The bill will increase Massachusetts’ renewable portfolio standard (RPS) by 2% each year to 2030 and 1% each year thereafter, resulting in an effective 40% by 2030 and 100% by 2090 – making for a rather absurd version of a 100% renewable energy mandate. H.4857 will also create a target to deploy 1,000 megawatt-hours of energy storage by 2025, as well as requiring an investigation into whether or not the state should procure an additional 1.6 GW of offshore wind.
Additionally, the bill sets in motion the creation of a “clean peak standard” including the creation of certificates to award generation which meets peak demand.
Big concerns for C&I solar
But what is most notable is what the bill does not do. H.4857 does not lift the caps on the state’s net metering policy, which the Senate energy bill did. These caps have already been reached in three utility service areas for either private installations, and two for public installations, which covers large parts of the state.
The good news is that solar projects under 10 kW on a single-phase circuit or 25 kW on a three-phase circuit are not affected by the caps, meaning that the large majority of the residential market is exempt. This also explains why Sunrun, which only works in the residential segment, cheered the passage of the bill.
But for the commercial and industrial, government and non-profit installations this is a major problem, at least until the new Alternative On-Bill Credit (AOBC) is instituted through the state’s SMART program. However, not everyone is convinced.
“Unfortunately, while the AOBC value (= basic service rate) is acceptable, the utilities appear to have successfully limited ones ability to allocate those credits to an off-taker account,” Russ Aney, the CEO of Avid Solar, told pv magazine. “Those restrictions (yet to be finalized by the DPU) make for a weak substitute for a net metering credit.”
MMRC issues
There are also concerns regarding the language around demand charges. While everyone pv magazine spoke to about this bill agrees that H.4857 will force Eversource to re-file its demand charge – the first ever allowed for residential customers by a state regulatory body – the language does enable other kinds of demand charges.

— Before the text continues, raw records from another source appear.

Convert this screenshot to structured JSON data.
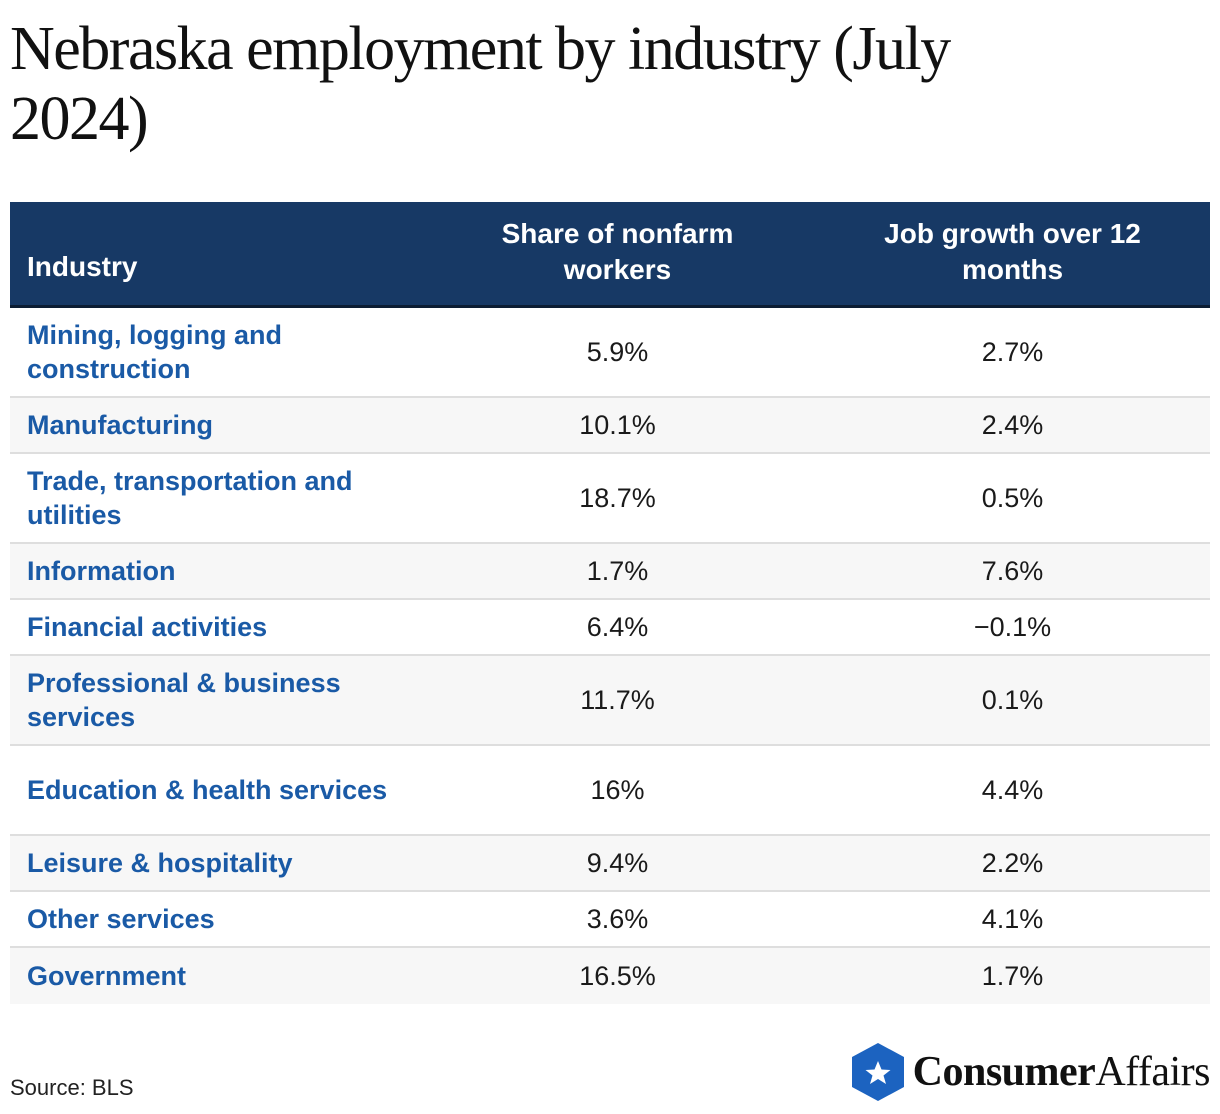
{
  "title": "Nebraska employment by industry (July 2024)",
  "chart_data": {
    "type": "table",
    "title": "Nebraska employment by industry (July 2024)",
    "columns": [
      "Industry",
      "Share of nonfarm workers",
      "Job growth over 12 months"
    ],
    "rows": [
      {
        "industry": "Mining, logging and construction",
        "share": "5.9%",
        "growth": "2.7%"
      },
      {
        "industry": "Manufacturing",
        "share": "10.1%",
        "growth": "2.4%"
      },
      {
        "industry": "Trade, transportation and utilities",
        "share": "18.7%",
        "growth": "0.5%"
      },
      {
        "industry": "Information",
        "share": "1.7%",
        "growth": "7.6%"
      },
      {
        "industry": "Financial activities",
        "share": "6.4%",
        "growth": "−0.1%"
      },
      {
        "industry": "Professional & business services",
        "share": "11.7%",
        "growth": "0.1%"
      },
      {
        "industry": "Education & health services",
        "share": "16%",
        "growth": "4.4%"
      },
      {
        "industry": "Leisure & hospitality",
        "share": "9.4%",
        "growth": "2.2%"
      },
      {
        "industry": "Other services",
        "share": "3.6%",
        "growth": "4.1%"
      },
      {
        "industry": "Government",
        "share": "16.5%",
        "growth": "1.7%"
      }
    ]
  },
  "source": "Source: BLS",
  "logo": {
    "bold": "Consumer",
    "regular": "Affairs",
    "icon": "star-shield-icon"
  },
  "colors": {
    "header_bg": "#173965",
    "industry_text": "#1a5aa6",
    "logo_blue": "#1c63c0"
  }
}
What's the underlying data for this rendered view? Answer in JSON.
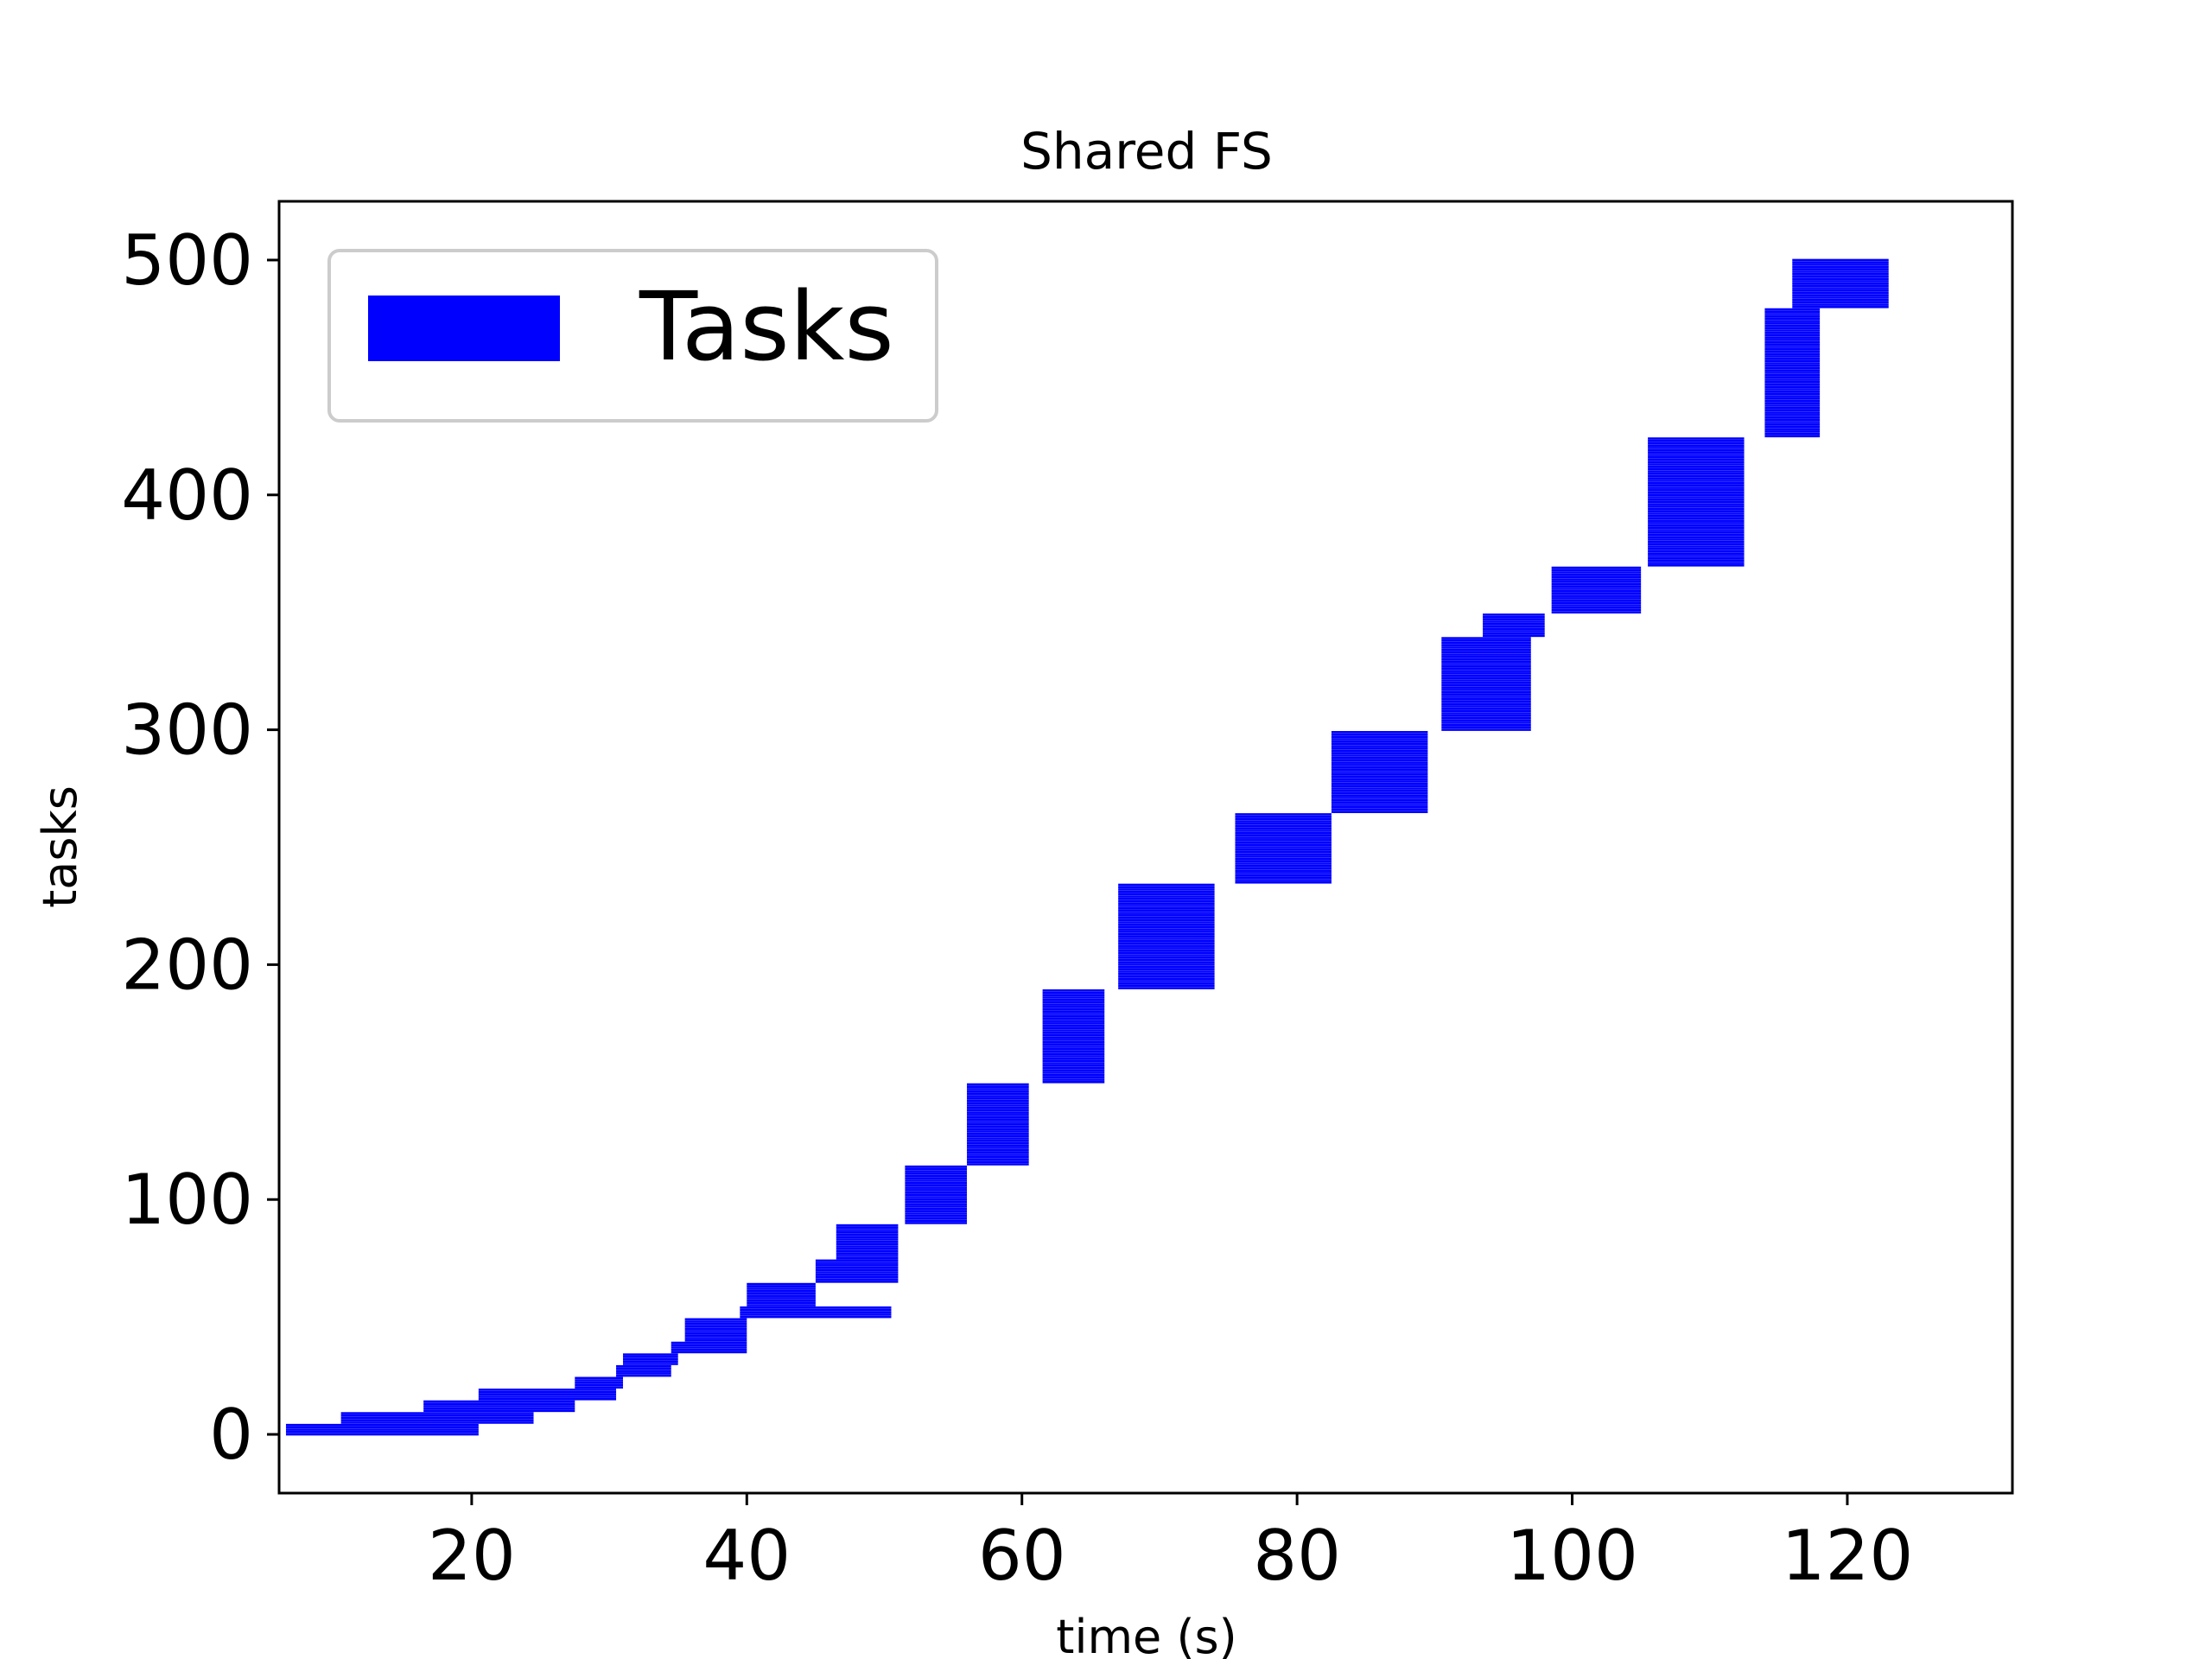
{
  "chart_data": {
    "type": "gantt",
    "title": "Shared FS",
    "xlabel": "time (s)",
    "ylabel": "tasks",
    "xlim": [
      6,
      132
    ],
    "ylim": [
      -25,
      525
    ],
    "xticks": [
      20,
      40,
      60,
      80,
      100,
      120
    ],
    "yticks": [
      0,
      100,
      200,
      300,
      400,
      500
    ],
    "grid": false,
    "legend": {
      "position": "upper-left",
      "entries": [
        {
          "label": "Tasks",
          "color": "#0000ff"
        }
      ]
    },
    "bar_color": "#0000ff",
    "series": [
      {
        "name": "Tasks",
        "start_end_by_task_range": [
          {
            "first": 0,
            "last": 4,
            "start": 6.5,
            "end": 20.5
          },
          {
            "first": 5,
            "last": 9,
            "start": 10.5,
            "end": 24.5
          },
          {
            "first": 10,
            "last": 14,
            "start": 16.5,
            "end": 27.5
          },
          {
            "first": 15,
            "last": 19,
            "start": 20.5,
            "end": 30.5
          },
          {
            "first": 20,
            "last": 24,
            "start": 27.5,
            "end": 31.0
          },
          {
            "first": 25,
            "last": 29,
            "start": 30.5,
            "end": 34.5
          },
          {
            "first": 30,
            "last": 34,
            "start": 31.0,
            "end": 35.0
          },
          {
            "first": 35,
            "last": 39,
            "start": 34.5,
            "end": 40.0
          },
          {
            "first": 40,
            "last": 49,
            "start": 35.5,
            "end": 40.0
          },
          {
            "first": 50,
            "last": 54,
            "start": 39.5,
            "end": 50.5
          },
          {
            "first": 55,
            "last": 64,
            "start": 40.0,
            "end": 45.0
          },
          {
            "first": 65,
            "last": 74,
            "start": 45.0,
            "end": 51.0
          },
          {
            "first": 75,
            "last": 89,
            "start": 46.5,
            "end": 51.0
          },
          {
            "first": 90,
            "last": 114,
            "start": 51.5,
            "end": 56.0
          },
          {
            "first": 115,
            "last": 149,
            "start": 56.0,
            "end": 60.5
          },
          {
            "first": 150,
            "last": 189,
            "start": 61.5,
            "end": 66.0
          },
          {
            "first": 190,
            "last": 234,
            "start": 67.0,
            "end": 74.0
          },
          {
            "first": 235,
            "last": 264,
            "start": 75.5,
            "end": 82.5
          },
          {
            "first": 265,
            "last": 299,
            "start": 82.5,
            "end": 89.5
          },
          {
            "first": 300,
            "last": 339,
            "start": 90.5,
            "end": 97.0
          },
          {
            "first": 340,
            "last": 349,
            "start": 93.5,
            "end": 98.0
          },
          {
            "first": 350,
            "last": 369,
            "start": 98.5,
            "end": 105.0
          },
          {
            "first": 370,
            "last": 424,
            "start": 105.5,
            "end": 112.5
          },
          {
            "first": 425,
            "last": 479,
            "start": 114.0,
            "end": 118.0
          },
          {
            "first": 480,
            "last": 500,
            "start": 116.0,
            "end": 123.0
          }
        ]
      }
    ]
  }
}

And while Sunrun issued a statement applauding legislators for their work to “stop mandatory punitive demand charges”, Avid Solar’s Aney has a different take. He notes that the bill allows demand charge based on system peak, and says that this creates an exemption in the rules big enough for utilities to “drive a truck through”.
“A charge based on ‘system peak demand’ is not the same as determining the charge based on a ‘customer’s peak demand’ during the period of system peak demand,” explaines Aney.
There is an upside in that the solar industry is expected to be better organized to combat Eversource in regulatory hearings, however Aney has expressed little confidence in Governor Charlie Baker’s (R) appointees to the Department of Public Utilities. “The (utilities) will have fun with this one, and this trio of DPU Commissioners will allow them to get away with it,” predicts Aney.
A unreachable target?
A number of organizations including Northeast Clean Energy Council (NECEC) issued statements in support of the bill. But at the end of the day, there are still serious policy challenges for solar in Massachusetts.
Additionally, while the bill has set a relatively ambitious RPS through 2030, it is unclear where all the renewable energy to meet this target will come from, given the slow permitting of offshore wind, NIMBY resistance to onshore wind, and now the barriers to larger solar installations. And while the RPS can be met with out-of-state resources, Maine has put a moratorium on new wind development, and Vermont and New Hampshire are also resistant to developing their scenic countrysides to feed power demand from southern New England.
This is not the first time in New England that an RPS increase has come in the context of barriers to deploying solar. Like Connecticut, Massachusetts is in danger of setting a renewable energy target that it cannot reach.